La terrible existencia del holocausto fácilmente posibilita la transformación del conflicto bélico en una lucha del bien contra el mal, entendiendo ese bien como algo que puede ser concebido de manera objetiva y no de parte, puesto que en toda guerra hay un bien y un mal que se enfrentan, identidades que cambian según desde el lugar de la trinchera desde el que se mira.
La victoria final en esa lucha del bien contra el mal he terminado convirtiendo a la conflagración bélica en un mito legitimador de nuestro estilo de vida en su totalidad, incluidas por supuesto sus sombras y contradicciones.
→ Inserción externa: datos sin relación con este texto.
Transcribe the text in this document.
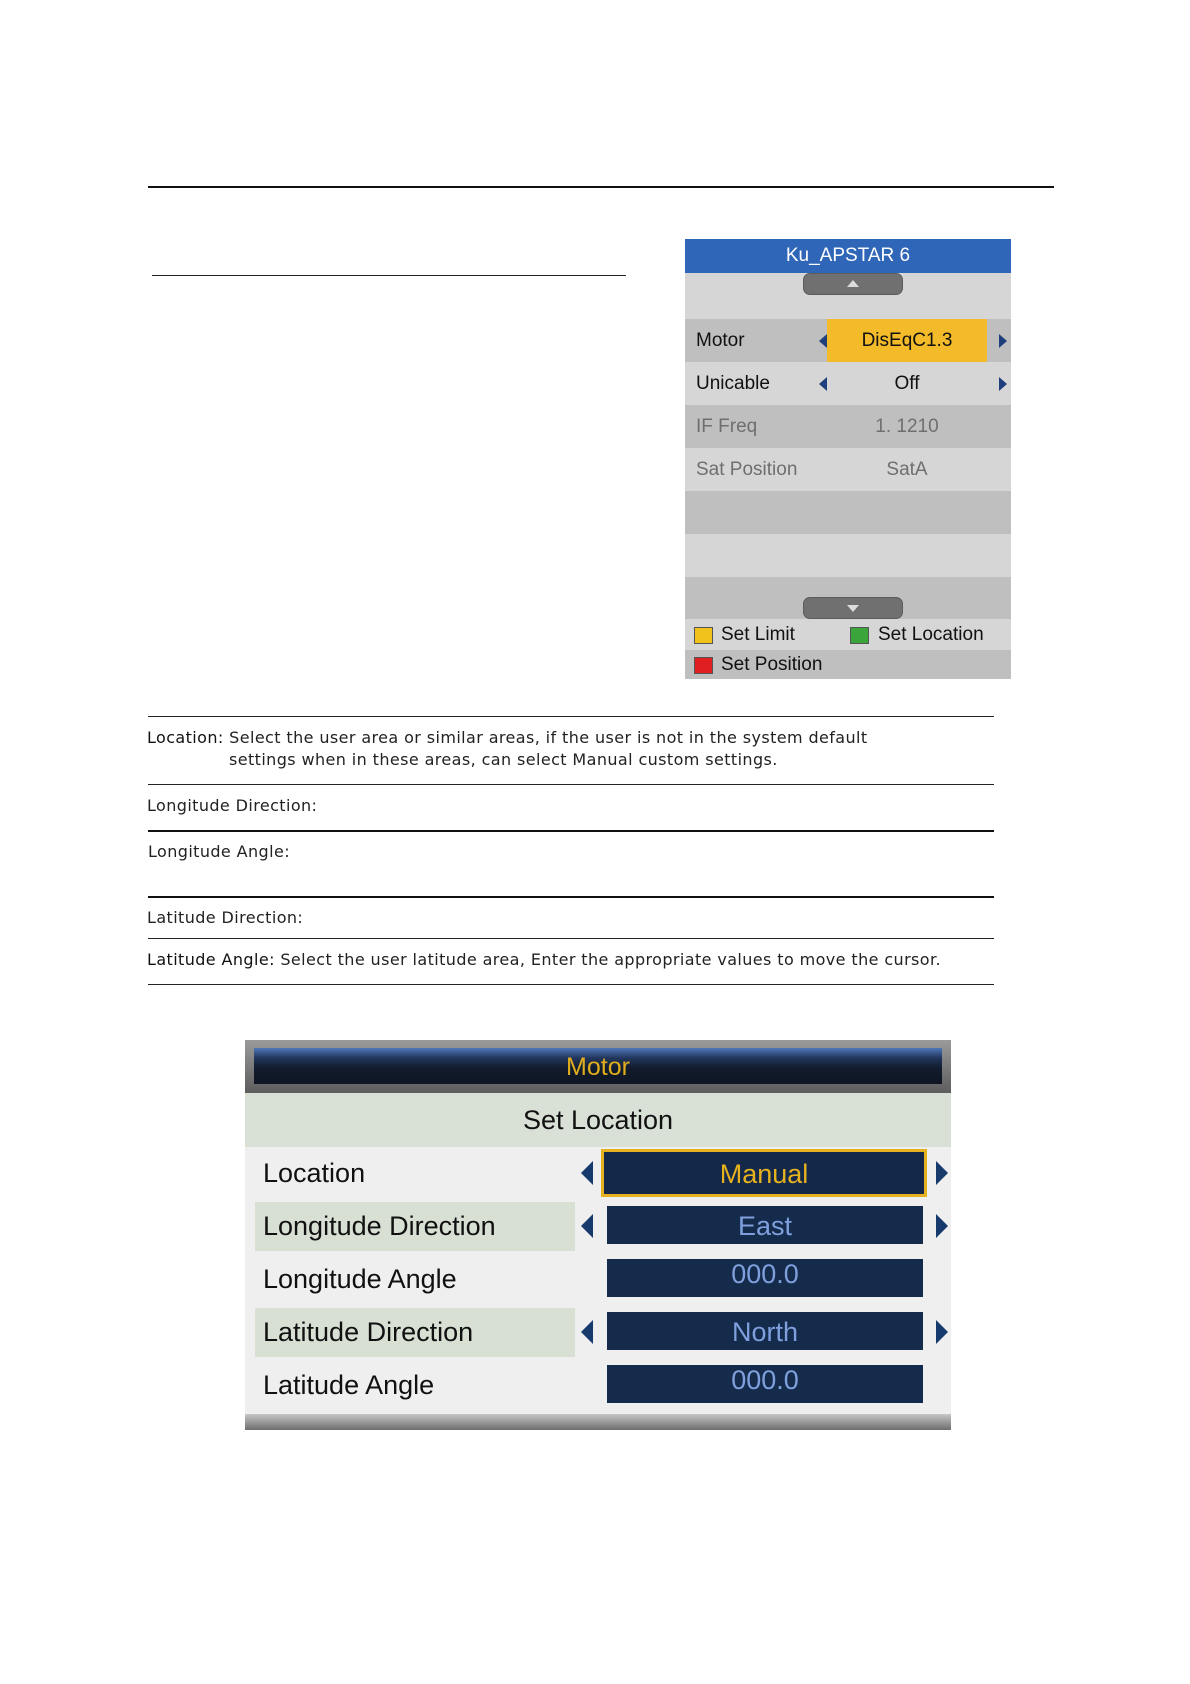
Ku_APSTAR 6
Motor	DisEqC1.3
Unicable	Off
IF Freq	1. 1210
Sat Position	SatA
Set Limit	Set Location
Set Position
Location: Select the user area or similar areas, if the user is not in the system default
settings when in these areas, can select Manual custom settings.
Longitude Direction:
Longitude Angle:
Latitude Direction:
Latitude Angle: Select the user latitude area, Enter the appropriate values to move the cursor.
Motor
Set Location
Location	Manual
Longitude Direction	East
Longitude Angle	000.0
Latitude Direction	North
Latitude Angle	000.0
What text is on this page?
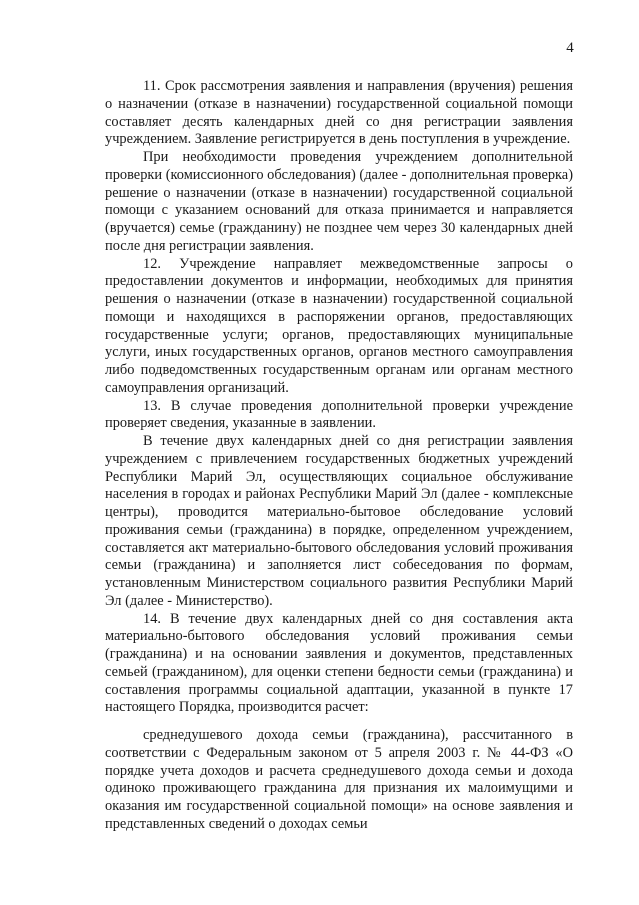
4

11. Срок рассмотрения заявления и направления (вручения) решения о назначении (отказе в назначении) государственной социальной помощи составляет десять календарных дней со дня регистрации заявления учреждением. Заявление регистрируется в день поступления в учреждение.

При необходимости проведения учреждением дополнительной проверки (комиссионного обследования) (далее - дополнительная проверка) решение о назначении (отказе в назначении) государственной социальной помощи с указанием оснований для отказа принимается и направляется (вручается) семье (гражданину) не позднее чем через 30 календарных дней после дня регистрации заявления.

12. Учреждение направляет межведомственные запросы о предоставлении документов и информации, необходимых для принятия решения о назначении (отказе в назначении) государственной социальной помощи и находящихся в распоряжении органов, предоставляющих государственные услуги; органов, предоставляющих муниципальные услуги, иных государственных органов, органов местного самоуправления либо подведомственных государственным органам или органам местного самоуправления организаций.

13. В случае проведения дополнительной проверки учреждение проверяет сведения, указанные в заявлении.

В течение двух календарных дней со дня регистрации заявления учреждением с привлечением государственных бюджетных учреждений Республики Марий Эл, осуществляющих социальное обслуживание населения в городах и районах Республики Марий Эл (далее - комплексные центры), проводится материально-бытовое обследование условий проживания семьи (гражданина) в порядке, определенном учреждением, составляется акт материально-бытового обследования условий проживания семьи (гражданина) и заполняется лист собеседования по формам, установленным Министерством социального развития Республики Марий Эл (далее - Министерство).

14. В течение двух календарных дней со дня составления акта материально-бытового обследования условий проживания семьи (гражданина) и на основании заявления и документов, представленных семьей (гражданином), для оценки степени бедности семьи (гражданина) и составления программы социальной адаптации, указанной в пункте 17 настоящего Порядка, производится расчет:

среднедушевого дохода семьи (гражданина), рассчитанного в соответствии с Федеральным законом от 5 апреля 2003 г. № 44-ФЗ «О порядке учета доходов и расчета среднедушевого дохода семьи и дохода одиноко проживающего гражданина для признания их малоимущими и оказания им государственной социальной помощи» на основе заявления и представленных сведений о доходах семьи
Una continuidad democrática del "one man's burden" colonial que nos coloca en una posición de superioridad en el mundo, legitimando automáticamente nuestra visión frente a otros puntos de vista negros, amarillos, musulmanes, indios, zulúes.
De nuestro lado está la civilización y frente a nosotros la barbarie cuya máxima expresión de muerte industrializada ya vencimos una vez.
Y por supuesto en ese paquete de legitimidad vienen incluidos los inconfesables intereses económicos para cuya oscuridad voraz estas verdades han servido de mito legitimador y conveniente fachada.
Nosotros no podemos ser genocidas porque los genocidas ya fueron vencidos y grandes verdades como la libertad, la igualdad y la fraternidad presiden el espíritu de todos nuestros actos.
Y es en este minuto donde se entiende el silencio entorno a la Gran Guerra.
Por un lado, se trata de una guerra (por así decirlo) normal, es decir, una guerra donde no es tan fácil construir un discurso de buenos y malos que resista el juicio de la historia y, por otro, un conflicto bélico que encierra en sí mismo la existencia de un inconfesable holocausto.
Un holocausto que el hombre blanco se hizo a sí mismo y que fue el holocausto del soldado.
Ernest Jünger escribe "Tempestades de Acero", sus memorias como oficial prusiano en el frente occidental de la Gran Guerra, y en ella consigna la horrible fascinación que le produce las oleadas de seres humanos lanzados a la antigua usanza militar contra el nuevo mundo tecnológico encarnado por la ametralladora.
En esas páginas resume de manera metonimica ese gran holocausto del soldado que fue la Primera Guerra Mundial.
De manera transversal y con independencia del bando, la Gran Guerra muestra la indiferencia aristocrática por la vida del soldado de una oficialidad que en absoluto fue capaz de adaptar sus maneras de hacer la guerra a las nuevas posibilidades de matar que ofrecía la tecnología y que parecía no concebir que el soldado fuese un ser humano del que cuidarse.
El resultado fue la matanza y la carnicería y, como directa consecuencia de aquellas, el bloqueo, el hundimiento en la tierra, la trinchera y consiguiente absurda lucha por media hectárea de barro y vísceras.
Esta situación está muy bien descrita por el cineasta Sstanley Kubrick en "Senderos de Gloria"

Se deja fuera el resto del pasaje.